Die Differenz ist fundamental. Das Verhältniswort akzentuiert seinen transitorischen Charakter, der dem deutschen Volk, von dem alle Gewalt ausgehen soll, keine Rechte zumißt, die Souveränitätsfrage nicht kodifiziert, dagegen die Übertragung hoheitlicher Rechte auf zwischenstaatliche Einrichtungen vorsieht. Es ist eine Verfassung, die schon bei ihrer Konzipierung die Auflösung des deutschen Staates bezweckte, gekoppelt mit der Aufhebung der deutschen Nation - was beides unterschwellig immer schon betrieben worden ist, aber jetzt offensichtlich zur Exekution gelangen soll. Die Koinzidenz des 50-jährigen Jubiläums mit der Evidenz ihres finalen Zweckes wird uns in diesem Jahr reichlich Gelegenheit geben, über diese sogenannte Verfassung nachzudenken, über deren Abgründigkeit Generationen deutscher Juristen mit ostinat beschwörender Ehrfurcht vor der Weisheit der Väter des Grundgesetzes hinweggetäuscht haben.
Mit dem Übergang von der Bonner zur Berliner Republik, wie er sich im Hauptstadtwechsel anbot, wollte Gerhard Schröder in einer den Verhältnissen angemessenen Vorsicht eine andere Republik ansteuern, eine Republik des freien Diskurses. Er ist darüber zum Lakaien Washingtons heruntergeprügelt worden. Indem er das mit sich machen ließ, hat die Bundesrepublik Deutschland ihre Erneuerungsfähigkeit verloren.

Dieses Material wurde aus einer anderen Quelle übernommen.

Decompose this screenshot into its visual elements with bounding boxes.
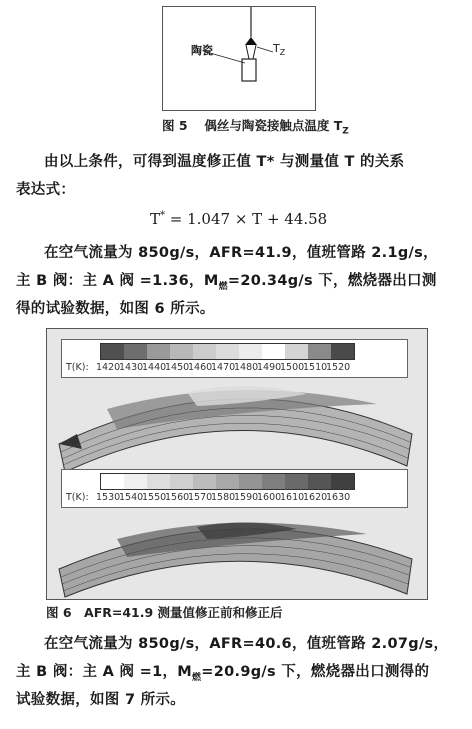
paragraph-2-line-1: 在空气流量为 850g/s，AFR=41.9，值班管路 2.1g/s， bbox=[44, 245, 438, 261]
paragraph-1-line-1: 由以上条件，可得到温度修正值 T* 与测量值 T 的关系 bbox=[44, 154, 405, 170]
legend-1-swatch bbox=[216, 344, 239, 359]
legend-2-tick: 1580 bbox=[211, 492, 236, 503]
legend-1-swatch bbox=[262, 344, 285, 359]
legend-2-tick: 1540 bbox=[119, 492, 144, 503]
paragraph-3-line-2: 主 B 阀：主 A 阀 =1，$M_燃=20.9g/s$ 下，燃烧器出口测得的 bbox=[16, 664, 430, 683]
legend-2-ticks bbox=[66, 492, 349, 503]
legend-1-tick: 1440 bbox=[142, 362, 167, 373]
legend-2-tick: 1570 bbox=[188, 492, 213, 503]
legend-1-tick: 1450 bbox=[165, 362, 190, 373]
legend-before-correction bbox=[61, 339, 408, 378]
temperature-map-before bbox=[47, 374, 427, 469]
ceramic-label: 陶瓷 bbox=[191, 44, 213, 57]
legend-2-swatch bbox=[285, 474, 308, 489]
legend-1-tick: 1510 bbox=[303, 362, 328, 373]
paragraph-2-line-2: 主 B 阀：主 A 阀 =1.36，$M_燃=20.34g/s$ 下，燃烧器出口测 bbox=[16, 273, 437, 292]
legend-after-correction bbox=[61, 469, 408, 508]
legend-1-tick: 1470 bbox=[211, 362, 236, 373]
thermocouple-diagram bbox=[163, 7, 315, 110]
legend-1-unit: T(K): bbox=[66, 362, 89, 373]
legend-1-swatch bbox=[170, 344, 193, 359]
legend-2-tick: 1530 bbox=[96, 492, 121, 503]
correction-formula: T* = 1.047 × T + 44.58 bbox=[150, 210, 328, 228]
legend-2-swatches bbox=[100, 473, 355, 490]
legend-1-swatch bbox=[147, 344, 170, 359]
legend-1-tick: 1480 bbox=[234, 362, 259, 373]
legend-1-swatch bbox=[285, 344, 308, 359]
figure-6-caption: 图 6 AFR=41.9 测量值修正前和修正后 bbox=[46, 605, 283, 620]
junction-icon bbox=[245, 37, 257, 45]
legend-2-swatch bbox=[331, 474, 354, 489]
legend-1-swatch bbox=[101, 344, 124, 359]
legend-2-swatch bbox=[308, 474, 331, 489]
legend-1-tick: 1430 bbox=[119, 362, 144, 373]
legend-1-swatch bbox=[193, 344, 216, 359]
legend-1-tick: 1420 bbox=[96, 362, 121, 373]
legend-2-swatch bbox=[193, 474, 216, 489]
legend-2-tick: 1630 bbox=[326, 492, 351, 503]
legend-2-tick: 1560 bbox=[165, 492, 190, 503]
legend-2-tick: 1600 bbox=[257, 492, 282, 503]
legend-2-unit: T(K): bbox=[66, 492, 89, 503]
legend-2-swatch bbox=[101, 474, 124, 489]
legend-1-swatch bbox=[124, 344, 147, 359]
paragraph-3-line-3: 试验数据，如图 7 所示。 bbox=[16, 692, 186, 708]
legend-2-swatch bbox=[239, 474, 262, 489]
legend-1-tick: 1500 bbox=[280, 362, 305, 373]
legend-1-swatch bbox=[331, 344, 354, 359]
legend-1-swatches bbox=[100, 343, 355, 360]
paragraph-3-line-1: 在空气流量为 850g/s，AFR=40.6，值班管路 2.07g/s， bbox=[44, 636, 449, 652]
legend-1-tick: 1460 bbox=[188, 362, 213, 373]
paragraph-2-line-3: 得的试验数据，如图 6 所示。 bbox=[16, 301, 215, 317]
legend-1-ticks bbox=[66, 362, 349, 373]
legend-1-tick: 1490 bbox=[257, 362, 282, 373]
legend-2-swatch bbox=[124, 474, 147, 489]
legend-2-swatch bbox=[216, 474, 239, 489]
figure-5-caption: 图 5 偶丝与陶瓷接触点温度 $T_Z$ bbox=[162, 118, 349, 137]
tz-label: $T_Z$ bbox=[273, 42, 286, 58]
temperature-map-after bbox=[47, 509, 427, 599]
legend-1-swatch bbox=[308, 344, 331, 359]
legend-2-swatch bbox=[170, 474, 193, 489]
figure-6-panel bbox=[46, 328, 428, 600]
legend-1-swatch bbox=[239, 344, 262, 359]
legend-1-tick: 1520 bbox=[326, 362, 351, 373]
legend-2-tick: 1610 bbox=[280, 492, 305, 503]
legend-2-swatch bbox=[147, 474, 170, 489]
legend-2-tick: 1620 bbox=[303, 492, 328, 503]
legend-2-tick: 1590 bbox=[234, 492, 259, 503]
figure-5-diagram bbox=[162, 6, 316, 111]
paragraph-1-line-2: 表达式： bbox=[16, 182, 76, 198]
legend-2-swatch bbox=[262, 474, 285, 489]
legend-2-tick: 1550 bbox=[142, 492, 167, 503]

Die politische Frivolität, mit der dieser Kanzler den Reichstag eröffnete, als er den Aufbau des neuen Regierungsviertels durch ausländische, zu Dumpingpreisen angeheuerte Arbeitskräfte als vorbildlich für das neue Europa pries, konterten vor dem Reichstagsgebäude die arbeitslosen Berliner Bauarbeiter mit einer kraftvollen Demonstration. Die Medien verschwiegen es ängstlich. Fürchten sie einen neuen 17. Juni? Meine lieben deutschen Landsleute, laßt euch nicht ins Bockshorn jagen. Verschwindet die Bundesrepublik durch Auflösung von oben oder durch Schläge von unten, geht nur ein weiterer Besatzungsstaat zugrunde. Es kann dann alle Gewalt wirklich vom Volke ausgehen.